You may now download the classified traces on your machine using the 'Data' button. Produce a Report (download and view in browser) to see the model parameters generated, along with some summary statistics and graphs or download the model to quickly classify your data next time using the same parameters. Deselecting certain states here omits traces containing that state from your save file and the analysis report, which is handy if you captured all bleaching events in a given state.
The Settings
tab contains some options for specific or more advanced use cases.
To load ALEX data, tick the box in this section.
If provided ALEX data FRETboard can perform corrections for direct acceptor excitation, crosstalk and detector efficiency. It can even esimate the rquired parameters if you do not have these (l, d and gamma), but for this a donor-only, acceptor-only and at least two other FRET states must be present in your data.
Stringency of the DBSCAN background intensity filter is controlled by the tunable parameter epsilon
,
which is defined as the maximum distance between a cluster’s core point and distant points of
the same cluster. The preset value of 15 typically works well, but if too much is subtracted
this can be set to a lower value.
The supervision influence level
is the weight that is assigned to supervised examples
when training (and 1 - the weight assigned to unsupervised examples). 1 denotes fully supervised training,
0 means that supervised examples play no role at all during training.
If you're training a boundary-aware or GMM-HMM (and possibly other algorithms in the future),
the buffer
value defines the number of boundary states that are defined between
states. One typically works well, however for slow transitions this can be increased
for better results.
Lastly you can set the number of times that the data is bootstrapped to find confidence intervals (CIs) on the transition rates when generating a report.

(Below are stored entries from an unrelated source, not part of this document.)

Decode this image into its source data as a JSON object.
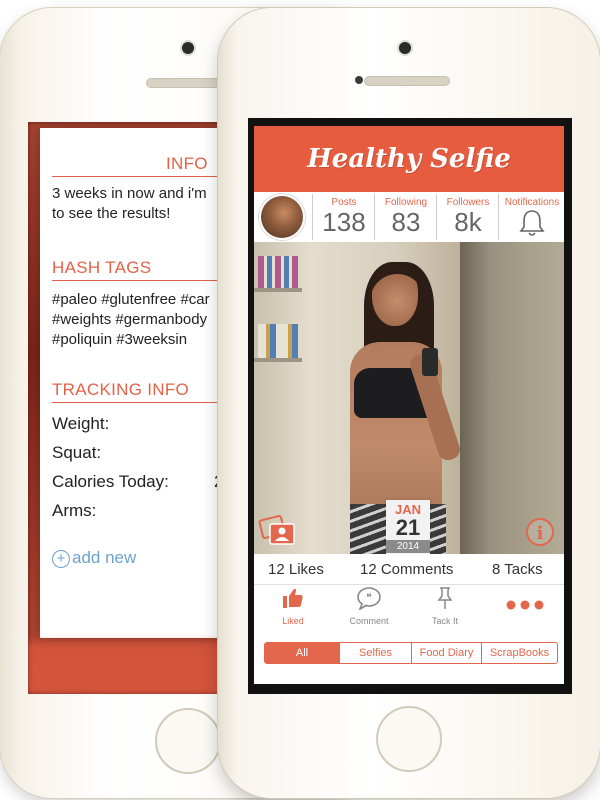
{
  "back_screen": {
    "info_heading": "INFO",
    "info_text_line1": "3 weeks in now and i'm",
    "info_text_line2": "to see the results!",
    "hashtags_heading": "HASH TAGS",
    "hashtags_line1": "#paleo #glutenfree #car",
    "hashtags_line2": "#weights #germanbody",
    "hashtags_line3": "#poliquin #3weeksin",
    "tracking_heading": "TRACKING INFO",
    "tracking_items": [
      "Weight:",
      "Squat:",
      "Calories Today:",
      "Arms:"
    ],
    "calories_value_partial": "2",
    "add_new": "add new"
  },
  "app": {
    "title": "Healthy Selfie",
    "stats": [
      {
        "label": "Posts",
        "value": "138"
      },
      {
        "label": "Following",
        "value": "83"
      },
      {
        "label": "Followers",
        "value": "8k"
      },
      {
        "label": "Notifications",
        "icon": "bell-icon"
      }
    ],
    "date_badge": {
      "month": "JAN",
      "day": "21",
      "year": "2014"
    },
    "counts": {
      "likes": "12 Likes",
      "comments": "12 Comments",
      "tacks": "8 Tacks"
    },
    "actions": [
      {
        "label": "Liked",
        "icon": "thumbs-up-icon",
        "active": true
      },
      {
        "label": "Comment",
        "icon": "speech-bubble-icon",
        "active": false
      },
      {
        "label": "Tack It",
        "icon": "pushpin-icon",
        "active": false
      },
      {
        "label": "",
        "icon": "more-dots-icon",
        "active": false
      }
    ],
    "tabs": [
      "All",
      "Selfies",
      "Food Diary",
      "ScrapBooks"
    ],
    "active_tab": "All"
  },
  "colors": {
    "accent": "#e75b3f",
    "text": "#333333",
    "muted": "#888888"
  }
}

The following data formats are accepted:
Format | Description | Extension |
---|---|---|
plain text | Three tab-separated columns: time (s), donor intensity, acceptor intensity. No header. | .dat |
binary | 16-bits, only equal-duration traces. First three numbers are trace duration, any (unused placeholder), number of traces. Time step size and ALEX/non-ALEX must be set in the settings tab. |
.traces |
photon-HDF5 | As defined here. Donor and acceptor pixel ID should be stored as spectral_ch1 and spectral_ch2 . Each photon_data group is treated as a separate trace. |
.hdf5 |
NetCDF-4 | Should contain at least intensity and time , where intensity is a 3D array of shape (number of traces, number of channels, trace duration), and the length of time matches the last dimension of intensity . |
.nc |
Examples are stored in the data_format_examples directory. |
- Please note that FRETboard cannot (yet) handle traces longer than 100k data points. This is mainly a grahical issue, so we expect to be able to fix this rather soon.
The easiest way to set up your own FRETboard server would be to make use of the docker image. First start up the container in interactive mode:
docker run -p 0.0.0.0:5102:5102/tcp -it cvdelannoy/fretboard /bin/bash
FRETboard is best served using the bokeh package on which the user interface is built. In the container run:
bokeh serve --num-procs 1 --check-unused-sessions 1000 --port=5102 --address=0.0.0.0 --allow-websocket-origin=* FRETboard/FRETboard
If you expose the GUI through a certain website, you may need to add --allow-websocket-origin=www.mywebsite.com
.
For more options, see the bokeh documentation on running a server here.
If you would like to introduce a new (semi-)supervised algorithm to FRETboard, you can do so easily; follow the instructions template and everything should work accordingly. Do consider making a pull request if you think your implementation may be useful to others! Of course, contributors will be fairly referred to.